RANJU DODUM | 29 MAY, 2017
ITANAGAR: Forest clearance for the 600 mega watt Tawang-I hydroelectric project in Arunachal Pradesh has been deferred, pending further study of the area’s ecology.
The project proposed to be built on the Tawang-chu river in Tawang district is located at downstream of fore bridge near Jang (2.5 km downstream of Nuranang chu power house). The dam site is located about 28 km from Tawang town and the power house site is located near Yusum village.
The Tawang-I project will be built at a cost of Rs 4824 crore and affect 1,99,505 trees. It will also impact 262.11 hectares of land, of which 12.50 hectares is for the reservoir alone. Apart from this, the underground excavation area required for the project is 14.95 hectares.
The Forest Advisory Committee (FAC) of the Ministry of Environment, Forest and Climate Change met on May 16 to discuss the state government’s proposal to divert 187.20 hectares of forest land.
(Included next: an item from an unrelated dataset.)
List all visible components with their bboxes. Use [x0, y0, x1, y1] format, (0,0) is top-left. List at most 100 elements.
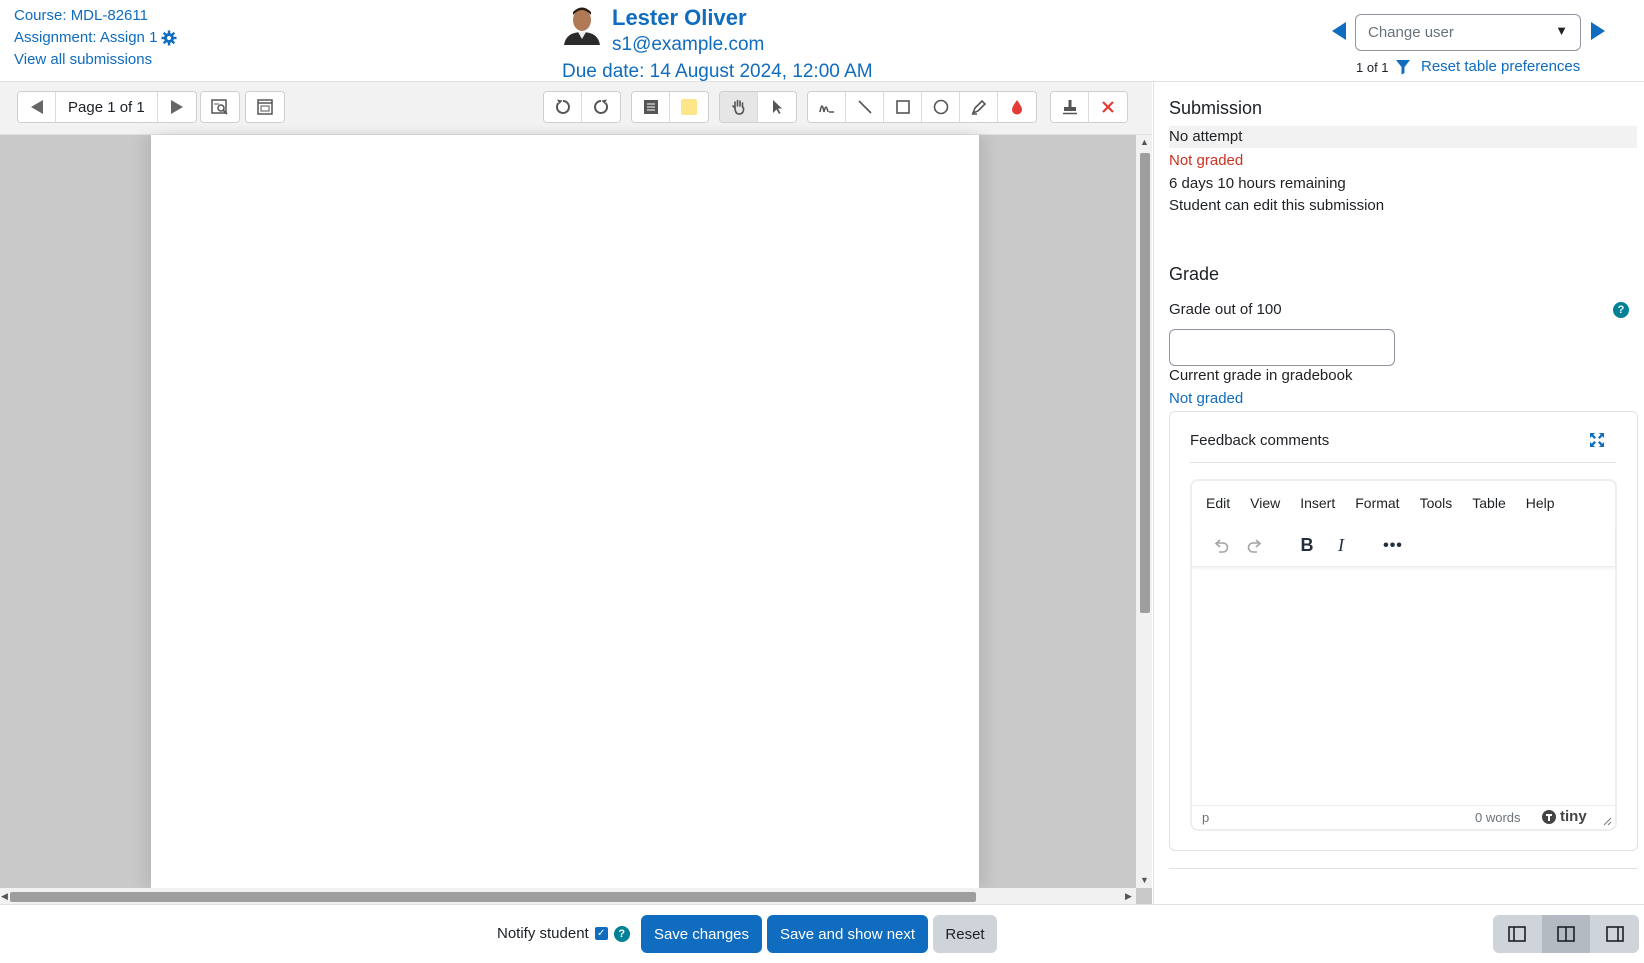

The FAC cited the Bombay Natural History Society’s representation that Tawang valley “is very high in biodiversity having several critically endangered species” and that the project has “an ability to significantly alter wetland characteristics” needed for the black-necked cranes which use parts of the valley as a wintering site.
It said that the proposed area is an important bird area as identified by the Bombay Natural History Society and recommended that a study in this regard be conducted by the Wildlife Institute of India before granting forest clearance.
Local indigenous Monpa people, led mostly by Buddhist monks, have been opposing the government’s plans to build large dams in the area. There are currently 11 active memorandums to build hydropower projects of varying installed capacities, with the Tawang - I (600 MW) and Tawang – II (800 MW) being two of the biggest. Clearance for the 780-MW Nyamjangchu Project was quashed by the National Green Tribunal last year.
Protests by local residents and monks in May last year had escalated after Lobsang Gyatso, a monk and vocal opponent of the government’s plans to build big dams in the area, was arrested for allegedly defaming another high monk. A violent scuffle that broke out on May 2 last year left two men dead and several others injured from the ensuing firing by security personnel outside the police station in Tawang.
The monks say that they are not opposed to some of the smaller projects that have been planned but that the Tawang I and II must not be built. This past February at a meeting of monks, panchayat leaders and government officials, including Tawang MLA Tsering Tashi and Lumla MLA Jambey Tashi, people present made clear their opposition to the two projects.
While those opposed to the projects counted the public rejection as a major victory, officials from NHPC, the public sector unit tasked with the job of executing the projects, maintain that plans remain unaffected as long as the memorandum of agreements it signed with the state government are not cancelled.